In previous studies on women with PCOS, the prevalence of elevated liver enzyme levels was higher in women with PCOS than in controls13. The proportion of subjects with elevated ALT levels, which is more hepatocyte specific, was higher than that with elevated AST levels13,15. Interestingly, although both AST and ALT level elevations were associated with NAFLD in our univariate analysis, only AST was significant in our multivariate analysis. Up to 80% of all NAFLD patients have normal range ALT levels and it also decreases as liver fibrosis progresses to liver cirrhosis37, so the results of our study may actually be on par with the progression of NAFLD. Although elevated AST was significant in adolescents and elevated ALT was significant in adults, the actual serum AST/ALT levels were not very divergent. The number of adolescent PCOS patients was very small, so this conflicting result may not have any clinical significance. Liver enzyme levels are not always elevated and can be normal in NAFLD patients38,39,40,41. Liver fat accumulation evaluation through TE or abdominal ultrasonography was not done if there were no elevations in serum AST/ALT levels. Because this is not a defining feature of liver injury in patients with PCOS, patients presenting with MetS and HA should consider liver evaluation. Most current PCOS guidelines do not recommend for the screening of NAFLD21,42, but the duration of time that lapsed between the time of PCOS diagnosis to NAFLD diagnosis is approximately 3 years for both adolescents and adults. If adolescent PCOS patients are not routinely monitored, by the time the patient revisits a gynecologist to check up on their irregular menstruation, liver damage or other metabolic disturbances may have already progressed.

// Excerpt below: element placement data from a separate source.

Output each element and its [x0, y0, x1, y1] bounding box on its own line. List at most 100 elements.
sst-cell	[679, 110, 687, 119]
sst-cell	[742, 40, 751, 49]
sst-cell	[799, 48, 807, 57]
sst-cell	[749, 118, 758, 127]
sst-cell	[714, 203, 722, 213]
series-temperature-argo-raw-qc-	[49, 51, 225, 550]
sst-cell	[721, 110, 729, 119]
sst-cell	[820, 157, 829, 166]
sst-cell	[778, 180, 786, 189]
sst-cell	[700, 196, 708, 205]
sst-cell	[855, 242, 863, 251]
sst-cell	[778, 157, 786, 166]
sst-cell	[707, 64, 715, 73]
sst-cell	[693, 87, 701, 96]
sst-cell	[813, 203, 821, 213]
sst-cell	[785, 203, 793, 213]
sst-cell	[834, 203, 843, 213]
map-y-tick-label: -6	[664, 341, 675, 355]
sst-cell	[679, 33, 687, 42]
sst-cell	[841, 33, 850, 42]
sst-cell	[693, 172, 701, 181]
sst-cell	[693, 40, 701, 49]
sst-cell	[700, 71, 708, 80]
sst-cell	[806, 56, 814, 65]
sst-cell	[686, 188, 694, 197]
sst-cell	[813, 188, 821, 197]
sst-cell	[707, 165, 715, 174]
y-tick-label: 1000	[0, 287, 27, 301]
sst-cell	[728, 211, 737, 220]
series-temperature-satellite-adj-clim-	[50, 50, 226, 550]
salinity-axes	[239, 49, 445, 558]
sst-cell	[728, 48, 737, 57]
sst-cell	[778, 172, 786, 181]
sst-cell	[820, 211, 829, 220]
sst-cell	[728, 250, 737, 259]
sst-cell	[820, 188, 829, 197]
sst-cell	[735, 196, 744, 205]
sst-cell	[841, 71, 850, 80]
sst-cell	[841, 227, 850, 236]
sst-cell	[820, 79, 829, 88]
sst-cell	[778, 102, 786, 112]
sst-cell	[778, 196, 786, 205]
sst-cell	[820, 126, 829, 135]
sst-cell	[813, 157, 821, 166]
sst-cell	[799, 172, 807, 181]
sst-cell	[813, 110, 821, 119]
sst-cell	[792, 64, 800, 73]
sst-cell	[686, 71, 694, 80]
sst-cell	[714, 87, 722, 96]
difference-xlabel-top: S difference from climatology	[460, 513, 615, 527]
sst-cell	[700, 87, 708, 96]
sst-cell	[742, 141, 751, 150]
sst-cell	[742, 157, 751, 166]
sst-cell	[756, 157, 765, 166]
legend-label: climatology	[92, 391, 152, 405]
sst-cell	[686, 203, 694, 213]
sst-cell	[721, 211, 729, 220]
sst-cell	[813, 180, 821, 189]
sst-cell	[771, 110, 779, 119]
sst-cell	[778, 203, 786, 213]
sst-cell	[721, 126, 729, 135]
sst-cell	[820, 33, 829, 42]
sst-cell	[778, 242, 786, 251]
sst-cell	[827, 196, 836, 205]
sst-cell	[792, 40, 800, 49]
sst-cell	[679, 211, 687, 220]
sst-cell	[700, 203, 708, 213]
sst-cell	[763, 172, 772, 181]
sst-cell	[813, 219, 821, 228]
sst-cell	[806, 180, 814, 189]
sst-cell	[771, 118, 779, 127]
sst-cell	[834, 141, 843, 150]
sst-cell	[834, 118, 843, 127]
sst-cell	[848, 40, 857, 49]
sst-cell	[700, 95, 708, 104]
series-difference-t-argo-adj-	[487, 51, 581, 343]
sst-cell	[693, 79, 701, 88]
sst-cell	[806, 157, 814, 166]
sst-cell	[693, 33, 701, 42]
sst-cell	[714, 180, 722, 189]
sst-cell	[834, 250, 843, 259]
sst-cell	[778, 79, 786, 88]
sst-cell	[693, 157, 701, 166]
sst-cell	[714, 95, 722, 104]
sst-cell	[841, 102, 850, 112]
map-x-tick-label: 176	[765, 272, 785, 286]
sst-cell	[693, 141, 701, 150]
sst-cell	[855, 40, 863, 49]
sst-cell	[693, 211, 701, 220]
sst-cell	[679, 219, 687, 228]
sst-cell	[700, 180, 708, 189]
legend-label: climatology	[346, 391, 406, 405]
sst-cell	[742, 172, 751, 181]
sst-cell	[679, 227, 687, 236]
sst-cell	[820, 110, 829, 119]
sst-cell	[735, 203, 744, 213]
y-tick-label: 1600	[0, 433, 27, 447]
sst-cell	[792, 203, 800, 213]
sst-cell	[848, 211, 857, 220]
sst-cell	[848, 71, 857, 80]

This study investigated NAFLD incidence in PCOS women and comprehensively examined all MetS components in relation to NAFLD. As liver biopsy was not performed in our study, the true prevalence of NAFLD and steatosis and fibrosis severity remain unknown. The limitations of this study stem from its retrospective design. Because not all patients had values available for all data items, the extent of potential relationships with NAFLD may have been diluted. A significantly higher number of adults were included in the study compared to adolescents, which could underestimate risk factors in the adolescent group. Except for incidentally found NAFLD, most of the patients were referred to the hepatology department for further examination due to liver enzyme abnormalities, and accordingly, there may have been selective bias in the diagnostic flow of NAFLD. Mild expressions of NAFLD without liver enzyme abnormality were not included, which contributes to the low prevalence of NAFLD in this study group. Waist circumference was not checked in most patients, so central obesity was not properly established. BMI was used as a substitute because studies published in Northeast Asian countries25,43,44 and even a large cross-sectional study of U.S. and Spanish populations45 showed BMI was correlated with metabolic impairment in lean PCOS patients. Further prospective studies of patients with MetS irregularities are warranted to determine whether patients without liver enzyme level elevations should undergo liver examinations.

In summary, our study results demonstrated that the diagnosis of MetS and HA were significant variables associated with NAFLD in women with PCOS. In light of the fact that MetS factors have a high correlation to NAFLD, patients presenting with metabolic disturbances at the time of PCOS diagnosis should be counseled to consider liver evaluation even if there are no outward manifestations of liver disease. Adding a cursory transabdominal ultrasound examination of the liver could be considered while doing a gynecologic ultrasound. PCOS manifests in women at reproductive age and evolves into metabolic problems with time. In the long run, NAFLD can have catastrophic liver-related mortalities if left untreated46. Earlier diagnosis can lead to more timely treatment. Although previous studies have shown the association between HA and MetS with NAFLD, we demonstrated in our study that adolescent PCOS patients, all of whom had HA, were susceptible to NAFLD when compounded with the diagnosis of MetS. Regardless of the age at which PCOS diagnosis was made, comorbidities can lead to an increased metabolic risk; thus, systematized investigation of NAFLD may be helpful.